I played the track to my partner, who pointed out that the “bleak and oppressive” track I’d been talking about was actually quite fast with lots of things going on. I realised that sometimes my ears will just somehow “forget” to hear all of the things that I’ve thrown in, which is a useful lesson.

I decided to slow things down, reducing the tempo and rewriting the melody to be much simpler and slower. Then I created a new chord progression (Dm, F, C, Bb), using Dm as my new tonic chord is it’s next to Am on the Circle of Fifths. I’m pretty clueless about modulations but this seemed to work fine placed right after my initial chord progression. Definitely something for me to spend more time researching and practicing.

With a new melody and a new simple bassline to go with the new chords, I was finished. “Finished”.

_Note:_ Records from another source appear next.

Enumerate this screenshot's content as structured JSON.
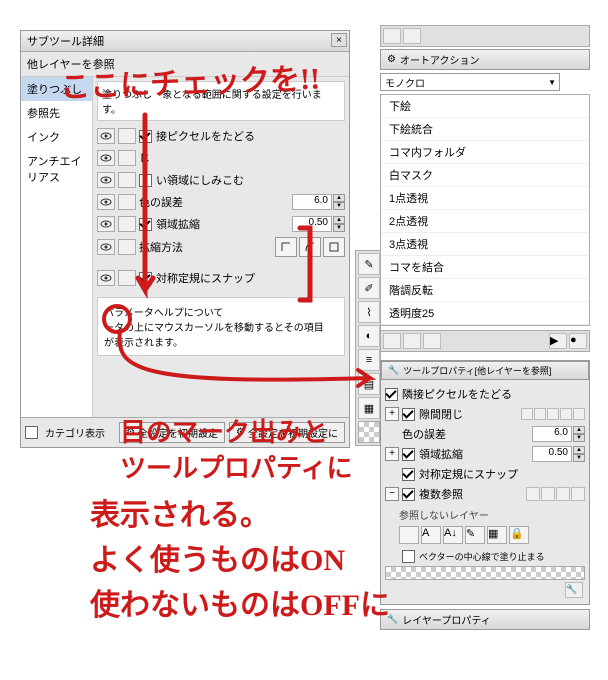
{
  "subtool": {
    "title": "サブツール詳細",
    "ref_title": "他レイヤーを参照",
    "categories": [
      "塗りつぶし",
      "参照先",
      "インク",
      "アンチエイリアス"
    ],
    "desc": "塗りつぶし　象となる範囲に関する設定を行います。",
    "rows": {
      "adjacent": "接ピクセルをたどる",
      "closegap": "じ",
      "closegap2": "い領域にしみこむ",
      "color_margin": "色の誤差",
      "color_margin_val": "6.0",
      "area_scale": "領域拡縮",
      "area_scale_val": "0.50",
      "scale_method": "拡縮方法",
      "snap": "対称定規にスナップ"
    },
    "help": {
      "title": "パラメータヘルプについて",
      "body": "ータの上にマウスカーソルを移動するとその項目　が表示されます。"
    },
    "footer": {
      "cat": "カテゴリ表示",
      "reset_all": "全設定を初期設定",
      "reset_all2": "全設定を初期設定に"
    }
  },
  "right": {
    "autoaction": "オートアクション",
    "dropdown": "モノクロ",
    "actions": [
      "下絵",
      "下絵統合",
      "コマ内フォルダ",
      "白マスク",
      "1点透視",
      "2点透視",
      "3点透視",
      "コマを結合",
      "階調反転",
      "透明度25"
    ],
    "toolprop_title": "ツールプロパティ[他レイヤーを参照]",
    "tp": {
      "adjacent": "隣接ピクセルをたどる",
      "closegap": "隙間閉じ",
      "color_margin": "色の誤差",
      "color_margin_val": "6.0",
      "area_scale": "領域拡縮",
      "area_scale_val": "0.50",
      "snap": "対称定規にスナップ",
      "multi_ref": "複数参照",
      "no_ref_layer": "参照しないレイヤー",
      "bottom": "ベクターの中心線で塗り止まる"
    },
    "layerprop": "レイヤープロパティ"
  },
  "annotations": {
    "top": "ここにチェックを!!",
    "body1": "目のマーク出みと",
    "body2": "ツールプロパティに",
    "body3": "表示される。",
    "body4": "よく使うものはON",
    "body5": "使わないものはOFFに"
  }
}
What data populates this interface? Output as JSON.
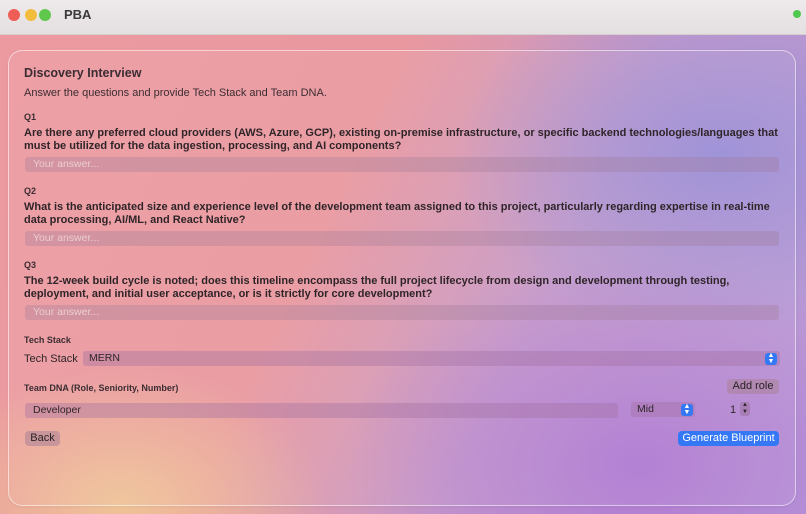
{
  "window": {
    "title": "PBA"
  },
  "header": {
    "title": "Discovery Interview",
    "subtitle": "Answer the questions and provide Tech Stack and Team DNA."
  },
  "questions": [
    {
      "label": "Q1",
      "text": "Are there any preferred cloud providers (AWS, Azure, GCP), existing on-premise infrastructure, or specific backend technologies/languages that must be utilized for the data ingestion, processing, and AI components?",
      "placeholder": "Your answer..."
    },
    {
      "label": "Q2",
      "text": "What is the anticipated size and experience level of the development team assigned to this project, particularly regarding expertise in real-time data processing, AI/ML, and React Native?",
      "placeholder": "Your answer..."
    },
    {
      "label": "Q3",
      "text": "The 12-week build cycle is noted; does this timeline encompass the full project lifecycle from design and development through testing, deployment, and initial user acceptance, or is it strictly for core development?",
      "placeholder": "Your answer..."
    }
  ],
  "tech_stack": {
    "section_title": "Tech Stack",
    "field_label": "Tech Stack",
    "selected": "MERN"
  },
  "team_dna": {
    "section_title": "Team DNA (Role, Seniority, Number)",
    "add_role_label": "Add role",
    "row": {
      "role": "Developer",
      "seniority": "Mid",
      "number": "1"
    }
  },
  "footer": {
    "back_label": "Back",
    "generate_label": "Generate Blueprint"
  },
  "colors": {
    "accent": "#3478f6"
  },
  "icons": {
    "select": "chevron-up-down-icon",
    "stepper": "stepper-icon"
  }
}
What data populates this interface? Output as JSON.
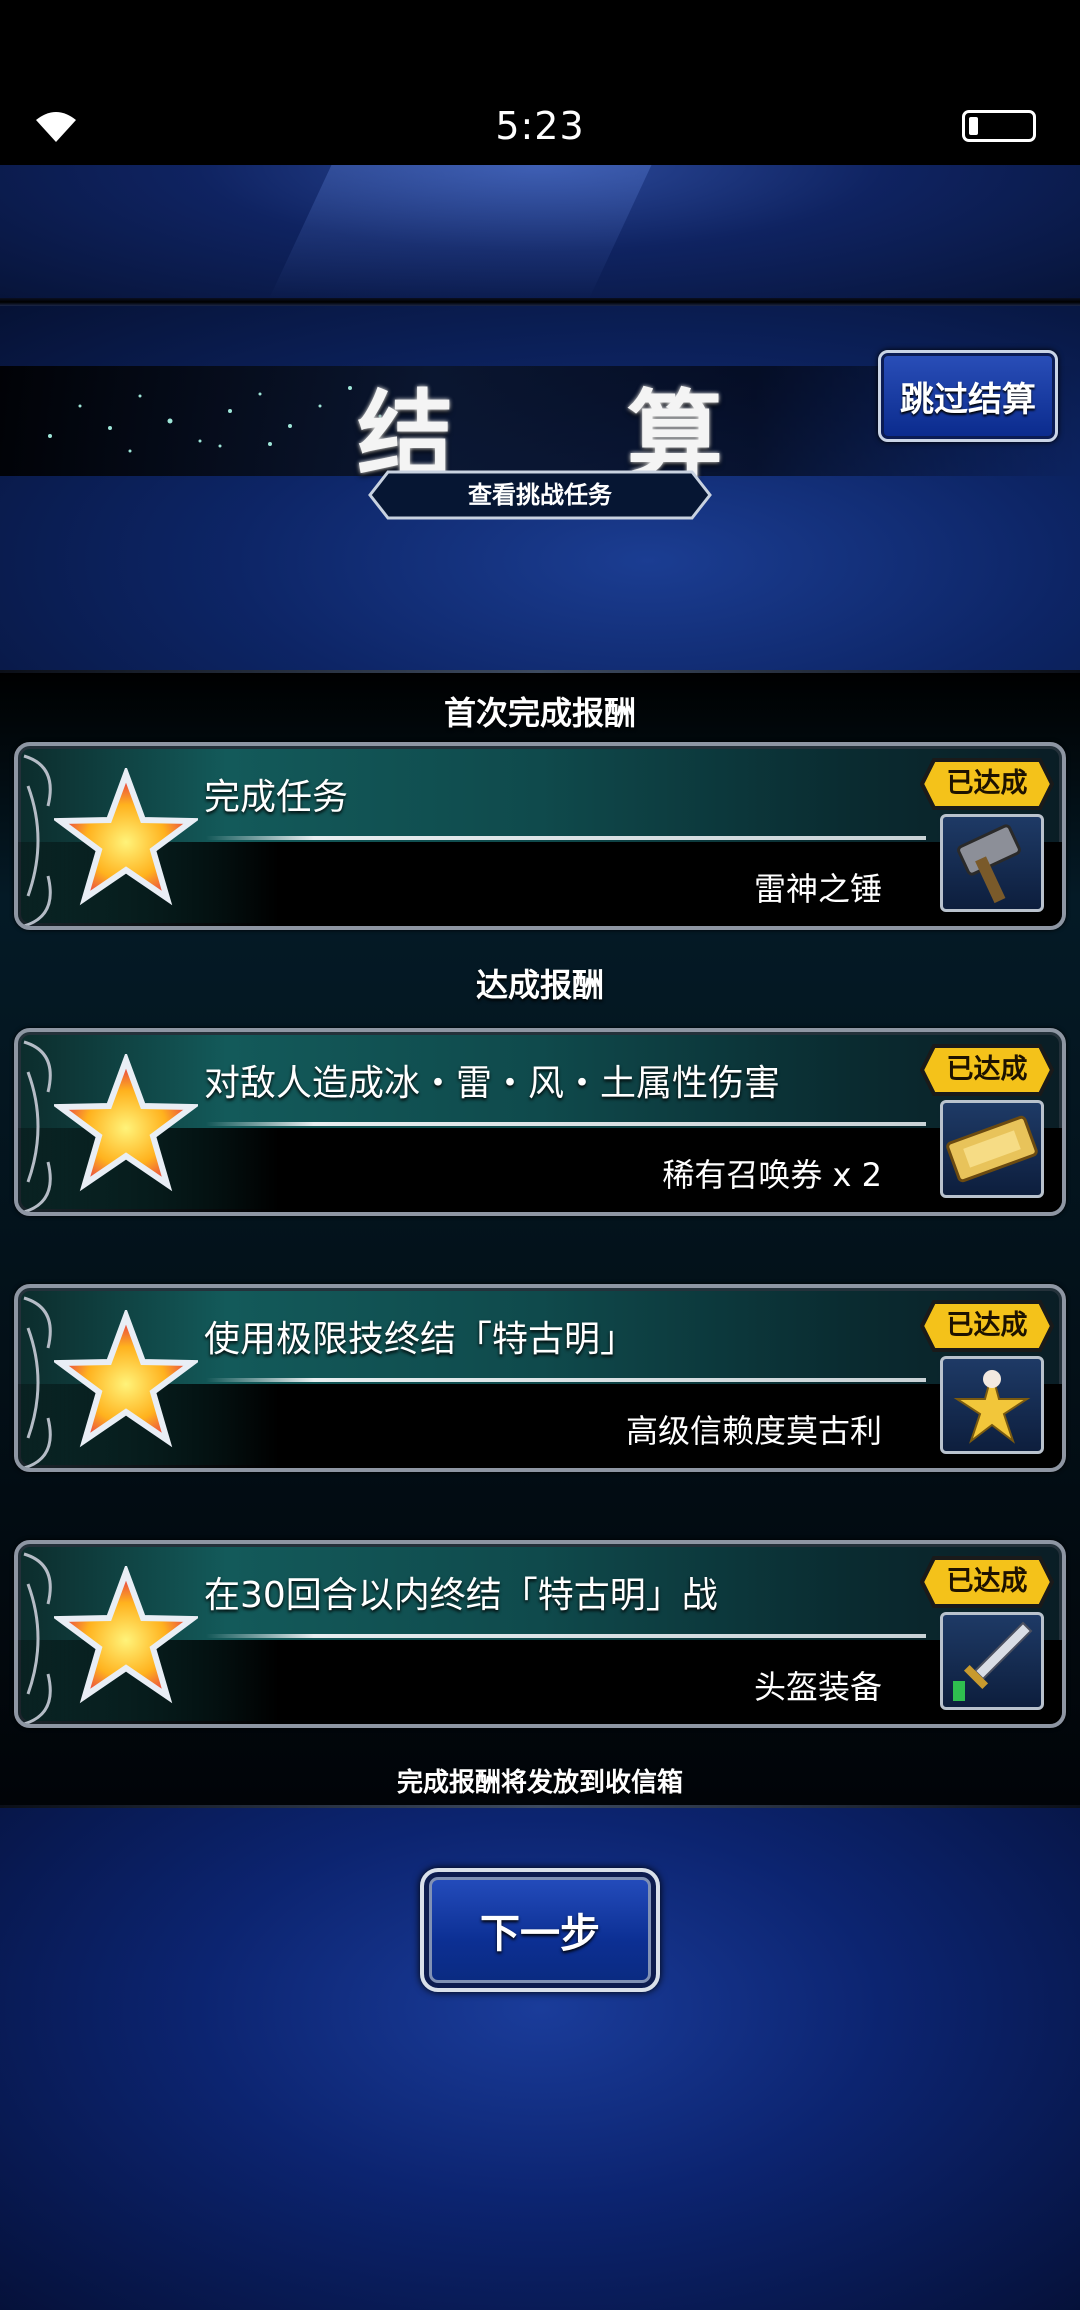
{
  "status_bar": {
    "time": "5:23",
    "wifi_icon": "wifi-icon",
    "battery_icon": "battery-icon"
  },
  "header": {
    "title": "结 算",
    "skip_button": "跳过结算",
    "view_challenges": "查看挑战任务"
  },
  "sections": {
    "first_clear": "首次完成报酬",
    "achievements": "达成报酬",
    "footer_note": "完成报酬将发放到收信箱"
  },
  "missions": [
    {
      "title": "完成任务",
      "reward": "雷神之锤",
      "status": "已达成",
      "icon": "hammer-icon"
    },
    {
      "title": "对敌人造成冰・雷・风・土属性伤害",
      "reward": "稀有召唤券 x 2",
      "status": "已达成",
      "icon": "ticket-icon"
    },
    {
      "title": "使用极限技终结「特古明」",
      "reward": "高级信赖度莫古利",
      "status": "已达成",
      "icon": "moogle-icon"
    },
    {
      "title": "在30回合以内终结「特古明」战",
      "reward": "头盔装备",
      "status": "已达成",
      "icon": "sword-icon"
    }
  ],
  "next_button": "下一步",
  "colors": {
    "badge": "#f4c21a",
    "accent_blue": "#0c2f93",
    "panel_teal": "#135a5a"
  }
}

I think this would sound really nice with vocals. I tried playing some random acapellas which are in the same key at the same time as the track, and they sound cool. That will be something to play with if I develop this track further.

Week 3 - Untitled Pop

This week, the brief was to use elements from a genre or style you wouldn’t usually use. I chose to experiment with a genre that is somewhat alien to me these days - pop music!

I must admit I’ve not been following the charts for about 20 years now, but since starting at Point Blank I’ve been spending some time listening to chart music, catching up with what the kids are listening to these days. I’ve been looking at Spotify playlists, and occasionally turning on Radio 1 or MTV Hits. Sometimes I will look up an artist who is completely new to me, and I will find out, for example, that they are in fact the second most-streamed artist ever on Spotify. Or that they had a number 1 for 10 weeks last year. I feel so out of touch. But at least I’m getting better. And it turns out that some of this pop music is rather good. It must be popular for a reason…

For my starting points for this exercise, I took a song that has recently been in the charts and studied it closely. I copied the chords - Am F C G, at 145BPM, changing every 2 bars, and made a similar drum beat. I also wanted to try and stick roughly to the same structure as the original song, so we have an intro of 8 bars, a “verse” of 16 bars, a 2-bar breakdown, then a 16-bar “chorus”. After that I’ve changed the structure a bit, as I’ve created a variation of the chorus, and towards the end I have the chorus and verse playing at the same time.

Starting from the chords, I created a bassline which mostly follows the root note of the chord. I initially had more variation within it, which sounded good on its own, but as soon as my melody had its own variations, things started clashing a bit, so I simplified it a lot from what I started out with.

Some of the melodies I created by jamming on the Push, set to the scale of A minor. And some of them I just experimented by drawing in notes into the piano roll in Ableton Live. I then moved notes around so I was mostly using the same notes as the underlying chord. The creative barrier I felt this week was getting a feel for how much to use not-in-the-chord “passing notes” to add interest to the melody without having it clash with the bass, but I think I have a better understanding now of how these fit together (basically I now know not to have passing notes in the other layers at the same time, otherwise that effectively creates a different chord).

I’ve varied the drum pattern (adding and removing hihats) throughout to add interest. The chorus and the verse use different presets, and I’ve also tried to give them a different feel to each other. The verse has two 8-bar sections (one with all long notes, and one with a mixture of short and long notes) which have more melodic movement, whereas the chorus is a simpler hands-in-the-air stabby dance riff. This gives a bit of contrast, and also enables them to be played together towards the end.

I’m quite excited about this track, as it feels like the most “commercial” thing I’ve ever done, but it’s still “me”. It’s definitely one I want to spend some time developing further.